Standardisation within Europe is a voluntary cooperation amongst consumers, industry, public authorities, social partners and other interested parties, organised by independent organisations recognised under European Law (Directive 98/34/EC). European standardisation has made great contribution to the implementation of European policies and legislation over several decades, referring to the European single market legislation based on the “New Approach”, a concept that covers major part of industry and consumer goods. The role of European Standardisation in support of EU legislation has been confirmed in the legislative package (Decision No 768/2008/EC, Regulation (EC) No 765/2008) providing for the marketing of products, and the new proposal by the European Commission designed for a modern, integrated standardisation policy (planned to come out in April 2011) will consolidate the existing legislation and, for example, extend it to service standardisation.

The European Commission proposal for a new Europe 2020 economic strategy emphasises the importance of innovation for achieving EU’s strategic objectives of smart, inclusive and sustainable growth, and in this context indicates that ‘speeding up setting of interoperable standards’ is a crucial factor in order to improve framework conditions for business innovation.

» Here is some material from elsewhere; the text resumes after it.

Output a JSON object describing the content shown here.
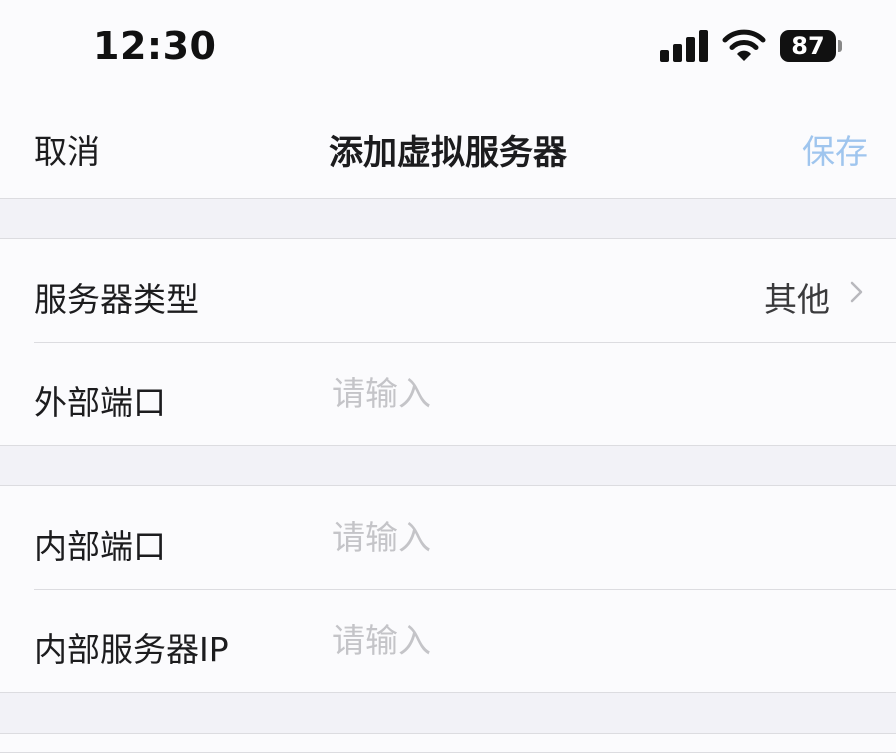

Standards thus enable dissemination of knowledge, interoperability between new products and services and provide a platform for further innovation. For example, the opening of the telecommunications market combined with the GSM standard laid the foundation for Europe's success in mobile phones. But standards can play this useful role only if they keep pace with the development of new technologies. The rapid shortening of innovation cycles and the convergence of technologies across the boundaries of the three European Standards Organisations are a particular challenge. If not able to adapt, the European standardisation system risks becoming irrelevant with companies turning instead to other instruments (as could be seen in the ICT sector) or worse could start to work as a brake on innovation. The crucial questions that were raised during the debate are:

  • What are the most serious barriers to the use of Standards by enterprises? Costs of operational implementation? Access to Information? Knowledge of existing standards?
  • What are the standards organisations doing to help facilitate access to their products and processes by all, including SMEs and societal stakeholders? Can they improve further? How can European standardisation collaborate better with standards consortia and industry groups, to reduce fragmentation and provide standards usable in cross-border contexts?

The K4I Forum dinner debate on “European Standards in Support of Innovation” was a unique opportunity to bring together the representatives from the EU institutions, member states, industry, and the academia to raise crucial questions and awareness of the European Standards in support of innovation.